For once in his life, Sir Patrick Gray spoke truth.
"But instead of gaining these things, sirs," said Borthwick, who had listened in attentive silence to all the foregoing, "ye have lost your governorships of Stirling and of Broughty, with all their attendant customs, kains, and powers, and now--"
"The marriage on which these airy coronets depend will never happen, I fear me," said Shaw, seating himself with a groan.
"It shall happen," said Gray, furiously, as he took a huge tankard of wine and three flagons from a side press; "we have made but one or two false moves, Sir James; next time we'll have better luck; and the tables will turn when we have Margaret Tudor for queen. She is said to be not over-handsome; but 'twill be all the same to King James when the candles are out in Linlithgow Bower. So Margaret Drummond must be removed," he added, filling up the silver-rimmed horns with Rochelle.
"We have each said so a thousand times, sirs," said Borthwick, "and yet she still remains."
"This removal must then be thy task, Master Hew," said Shaw, setting down the pot, in the purple contents of which he had dipped his wiry mustachios; "get thee a nag at the Stone Bicker, or anywhere else; hie thee away after these galliards to Dunblane, and learn what can be done; for nothing but desperate measures can save us now, as we are desperate men; one may see that by these bare walls and these half mutchkin stoups of sour Rochelle."
"Thou hast still the powder of Kraft, the London apothecary?" asked Gray, in a whisper.
"Yea," answered Borthwick; "and it is said to be so potent, that I have borne it about me in great fear, though it is carefully sealed and waxed all over."
"Draw closer," hissed the voice of Gray, as he sunk it into an almost inaudible whisper.
The reader is already aware that Borthwick had been originally a priest of Dunblane, and, consequently, he knew well the whole cathedral and its locality.
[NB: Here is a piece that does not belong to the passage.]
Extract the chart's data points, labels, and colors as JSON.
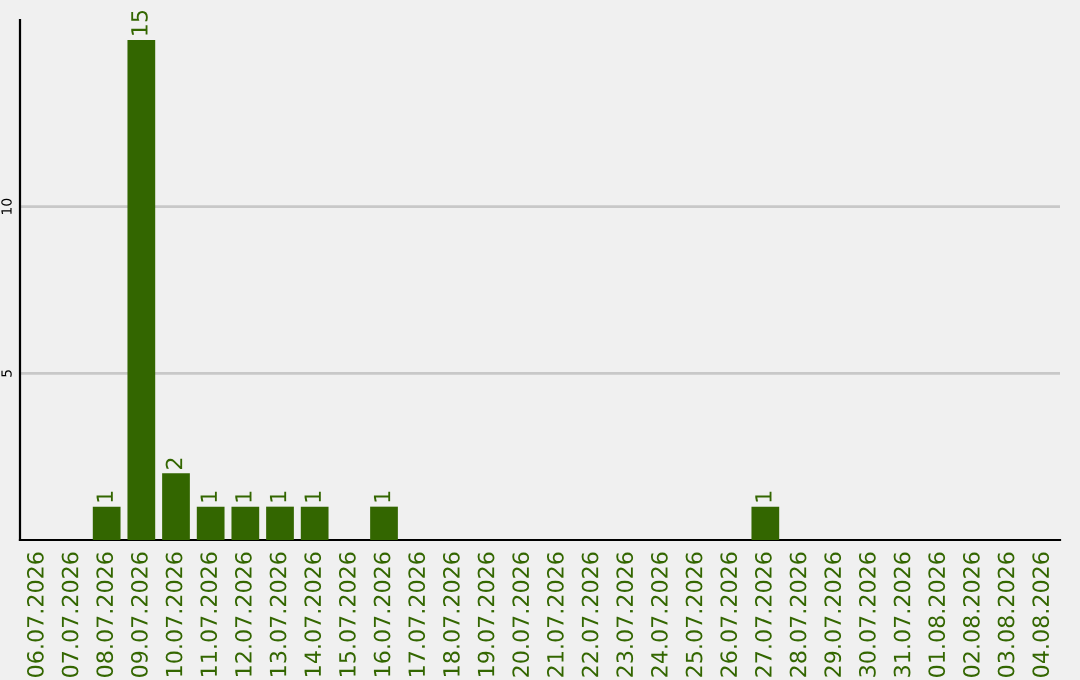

It was therefore agreed that he should disguise himself in any manner he deemed most fitted for the occasion; that he should depart for that secluded little city, and endeavour to put to some deadly use the poison with which he was entrusted.
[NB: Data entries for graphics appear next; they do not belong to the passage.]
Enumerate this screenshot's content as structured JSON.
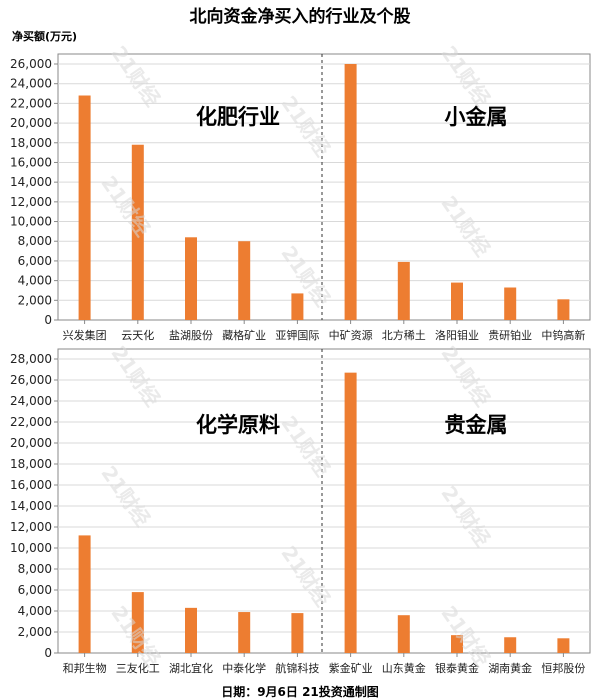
{
  "title": "北向资金净买入的行业及个股",
  "unit_label": "净买额(万元)",
  "footer": "日期：9月6日 21投资通制图",
  "watermark": "21财经",
  "colors": {
    "bar": "#ed7d31",
    "grid": "#d9d9d9",
    "axis": "#888888",
    "divider": "#333333"
  },
  "chart_data": [
    {
      "type": "bar",
      "ylim": [
        0,
        26000
      ],
      "yticks": [
        0,
        2000,
        4000,
        6000,
        8000,
        10000,
        12000,
        14000,
        16000,
        18000,
        20000,
        22000,
        24000,
        26000
      ],
      "grid": true,
      "groups": [
        {
          "label": "化肥行业",
          "categories": [
            "兴发集团",
            "云天化",
            "盐湖股份",
            "藏格矿业",
            "亚钾国际"
          ],
          "values": [
            22800,
            17800,
            8400,
            8000,
            2700
          ]
        },
        {
          "label": "小金属",
          "categories": [
            "中矿资源",
            "北方稀土",
            "洛阳钼业",
            "贵研铂业",
            "中钨高新"
          ],
          "values": [
            26000,
            5900,
            3800,
            3300,
            2100
          ]
        }
      ]
    },
    {
      "type": "bar",
      "ylim": [
        0,
        28000
      ],
      "yticks": [
        0,
        2000,
        4000,
        6000,
        8000,
        10000,
        12000,
        14000,
        16000,
        18000,
        20000,
        22000,
        24000,
        26000,
        28000
      ],
      "grid": true,
      "groups": [
        {
          "label": "化学原料",
          "categories": [
            "和邦生物",
            "三友化工",
            "湖北宜化",
            "中泰化学",
            "航锦科技"
          ],
          "values": [
            11200,
            5800,
            4300,
            3900,
            3800
          ]
        },
        {
          "label": "贵金属",
          "categories": [
            "紫金矿业",
            "山东黄金",
            "银泰黄金",
            "湖南黄金",
            "恒邦股份"
          ],
          "values": [
            26700,
            3600,
            1700,
            1500,
            1400
          ]
        }
      ]
    }
  ]
}
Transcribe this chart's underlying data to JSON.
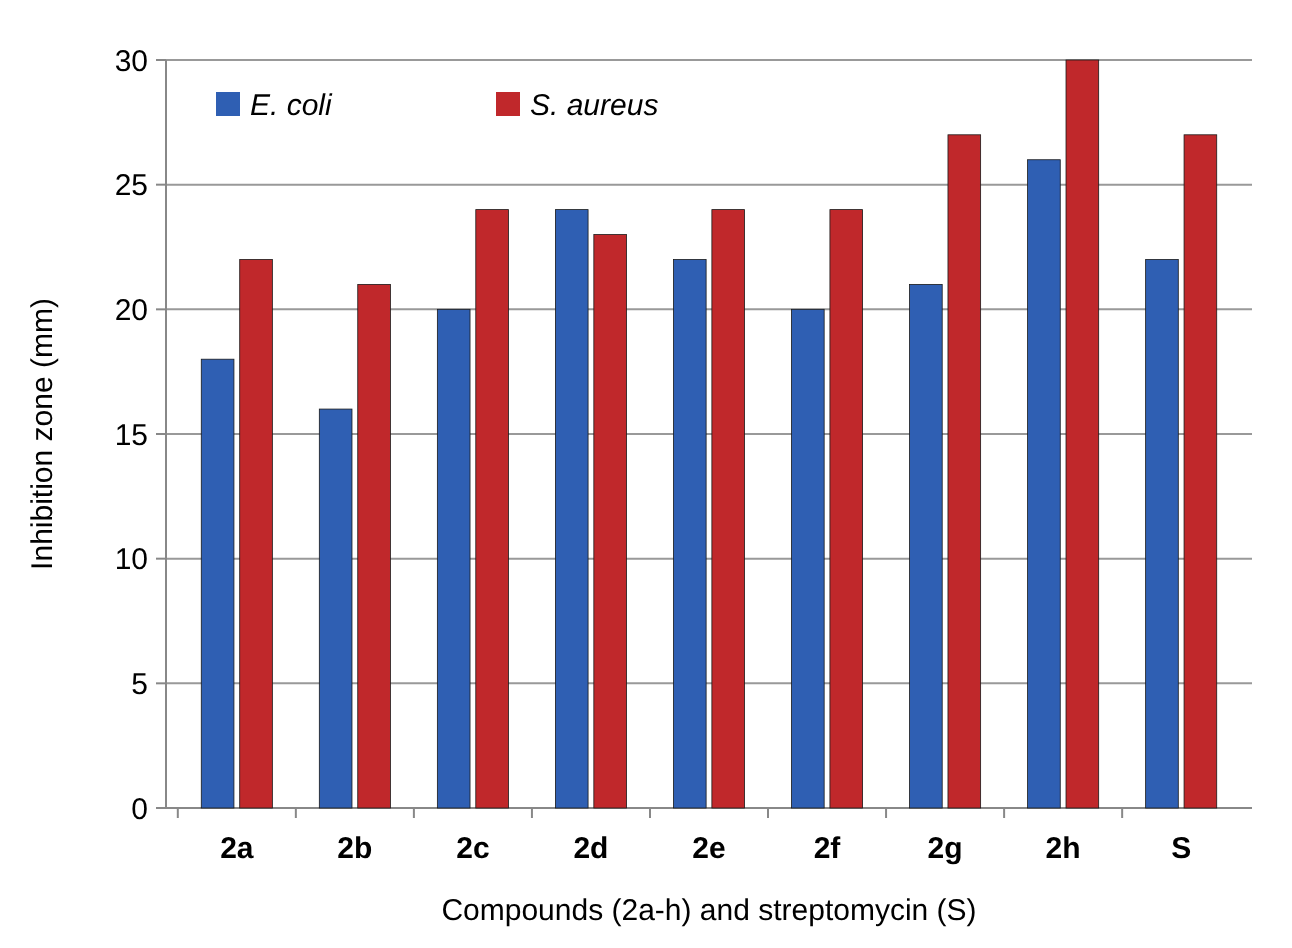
{
  "chart_data": {
    "type": "bar",
    "xlabel": "Compounds (2a-h) and streptomycin (S)",
    "ylabel": "Inhibition zone (mm)",
    "categories": [
      "2a",
      "2b",
      "2c",
      "2d",
      "2e",
      "2f",
      "2g",
      "2h",
      "S"
    ],
    "series": [
      {
        "name": "E. coli",
        "color": "#2f5fb3",
        "values": [
          18,
          16,
          20,
          24,
          22,
          20,
          21,
          26,
          22
        ]
      },
      {
        "name": "S. aureus",
        "color": "#c0282b",
        "values": [
          22,
          21,
          24,
          23,
          24,
          24,
          27,
          30,
          27
        ]
      }
    ],
    "ylim": [
      0,
      30
    ],
    "yticks": [
      0,
      5,
      10,
      15,
      20,
      25,
      30
    ],
    "grid": "y",
    "legend": "top left"
  }
}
It was, moreover, arranged that at midnight, on the second day from this one, they should both meet him at the Bridge of Dunblane, and hear what his success had been. Gray supplied this trusty ruffian with a horse, and Shaw gave him gold, for he had about seventy miles of a rough and devious road to travel, and so they separated; the two barons to prepare and mount, for any emergency, all the armed retainers they could collect; and the regicide to execute his terrible mission.
"This object once achieved," said Gray, "_we must rid ourselves of Borthwick_--for he knoweth over many secrets to make our heads secure on our shoulders!"